Ever since I first became ill in 2011, I've been keeping track of my daily health rating on a chart. I try to use certain benchmarks to ensure that equivalent level of health get the same rating from month to month and year to year.
At the end of each month, I calculate an average for the month, and and the end of each year, I calculate an average for the year. I have steadily improved with each year from 2011 to 2014, with a particularly large improvement in the average of 2014 over 2013. However, 2015 was the first year that had a lower average than the previous year.
Overall, this result isn't too surprising. When I first became ill in 2011, it felt like there was nowhere to go but up. (In reality, that's not completely true -- many of my fellow patients have shown me that I could be much worse.) But the point is, the more one improves, the less room there is for additional improvement. I knew that eventually I would have to, at the very least, level out or regress slightly.
The good news is that 2015 was still my second best year out of the 5 I've recorded, and the average was much closer to the 2014 high than the second highest year of 2013. So this is all good news if I can keep from backsliding further.
Explaining the Regression
Explaining the regression is more difficult than quantifying it. Until April, the year of 2015 was on pace to be an even better year than 2014. March, 2015, was my best month ever. I almost felt like a normal healthy person that month. I was beginning to think that I would soon be considered "in remission." (By some people's standards, I already am in remission, but not by mine.)
In April, my health started to regress. Two things happened in or around that time frame. One was that I began to cut back on some of my supplements, at the recommendation of my new doctor. The other thing was that I had a stressful arbitration at work. Is is possible the stress from the arbitration triggered the regression? I doubt it, but it's a possibility.
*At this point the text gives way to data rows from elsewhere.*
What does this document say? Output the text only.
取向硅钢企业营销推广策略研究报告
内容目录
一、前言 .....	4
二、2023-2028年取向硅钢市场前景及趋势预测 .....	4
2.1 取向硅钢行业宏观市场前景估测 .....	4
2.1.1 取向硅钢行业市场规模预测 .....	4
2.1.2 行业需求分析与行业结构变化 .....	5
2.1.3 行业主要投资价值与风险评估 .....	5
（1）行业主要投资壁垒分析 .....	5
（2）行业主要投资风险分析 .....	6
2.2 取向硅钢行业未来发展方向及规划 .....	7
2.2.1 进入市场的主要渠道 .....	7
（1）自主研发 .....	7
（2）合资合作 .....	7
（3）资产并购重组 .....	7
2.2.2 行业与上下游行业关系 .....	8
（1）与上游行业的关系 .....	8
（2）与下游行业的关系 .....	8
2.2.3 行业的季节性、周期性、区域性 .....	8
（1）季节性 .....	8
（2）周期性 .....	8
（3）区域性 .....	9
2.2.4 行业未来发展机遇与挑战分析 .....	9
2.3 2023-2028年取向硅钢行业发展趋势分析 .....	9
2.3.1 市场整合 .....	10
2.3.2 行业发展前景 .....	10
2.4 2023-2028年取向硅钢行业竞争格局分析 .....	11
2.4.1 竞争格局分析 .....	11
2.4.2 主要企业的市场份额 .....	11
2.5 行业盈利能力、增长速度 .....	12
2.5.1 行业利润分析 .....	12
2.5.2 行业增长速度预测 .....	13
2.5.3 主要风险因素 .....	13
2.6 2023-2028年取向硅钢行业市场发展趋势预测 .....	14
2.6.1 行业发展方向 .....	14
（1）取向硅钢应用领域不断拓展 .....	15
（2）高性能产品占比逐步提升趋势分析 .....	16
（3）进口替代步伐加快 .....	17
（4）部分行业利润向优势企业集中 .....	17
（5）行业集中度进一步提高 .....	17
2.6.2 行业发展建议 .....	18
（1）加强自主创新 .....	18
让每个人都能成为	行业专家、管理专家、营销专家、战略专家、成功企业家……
My symptoms seem to evolve slowly over time. In 2014, my main non-PEM symptom was groin pain. That issue was mostly resolved by early 2015. In the second half of 2015, my issue became chronic shortness of breath (SOB) and post nasal drip (PND) (always together.) Another explanation for the lower rating this year might be that I couldn't ignore the SOB as easily as the groin pain. With the groin pain, I often wondered if it was even related to my illness. Some days, even with significant groin pain, I rated my health highly. SOB on the other hand, more directly affects one's daily activities, so it was more likely to reduce my daily rating significantly.
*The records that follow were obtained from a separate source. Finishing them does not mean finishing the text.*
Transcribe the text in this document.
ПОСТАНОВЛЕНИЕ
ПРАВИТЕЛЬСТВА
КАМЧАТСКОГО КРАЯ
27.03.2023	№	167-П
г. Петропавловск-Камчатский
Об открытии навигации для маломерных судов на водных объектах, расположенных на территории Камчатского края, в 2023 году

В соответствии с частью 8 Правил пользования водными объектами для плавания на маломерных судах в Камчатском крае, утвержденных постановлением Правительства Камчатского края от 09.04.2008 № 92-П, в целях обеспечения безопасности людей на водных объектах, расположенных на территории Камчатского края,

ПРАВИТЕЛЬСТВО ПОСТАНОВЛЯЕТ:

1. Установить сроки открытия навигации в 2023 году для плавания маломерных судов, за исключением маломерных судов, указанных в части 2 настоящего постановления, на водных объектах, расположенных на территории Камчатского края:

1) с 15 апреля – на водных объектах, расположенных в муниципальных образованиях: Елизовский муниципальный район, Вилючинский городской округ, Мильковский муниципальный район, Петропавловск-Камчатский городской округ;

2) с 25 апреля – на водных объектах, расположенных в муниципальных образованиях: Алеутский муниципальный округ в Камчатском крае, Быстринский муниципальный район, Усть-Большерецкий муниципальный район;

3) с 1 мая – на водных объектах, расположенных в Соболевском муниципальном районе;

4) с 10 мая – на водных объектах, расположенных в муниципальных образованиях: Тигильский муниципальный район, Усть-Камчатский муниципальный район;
I continue to explore an explanation for this SOB and PND through a pulmonologist. I will update those results in the coming weeks.
Where Do I Go From Here?
I feel perhaps more confused now than I have at any time since my "acute phase" in 2011. I have a diagnoses of Lyme disease, which is questionable. There are many different directions I could go from here, but I don't know exactly how to proceed. In November, I started adding back in some of the supplements that I had cut out earlier in the year, particularly ImmunoStim (an immune modulator) and B Complex, among others.
My plan is to continue to try to confirm or rule out the Lyme diagnosis. At the same time, I will try the herbal tinctures my doctor recommends. The question is: how long do I give these Lyme treatments when I'm not totally certain Lyme is my problem? To be honest, I don't have a plan for that right now, but hope to have one by the end of January. In other words, my only plan right now is to make a better plan.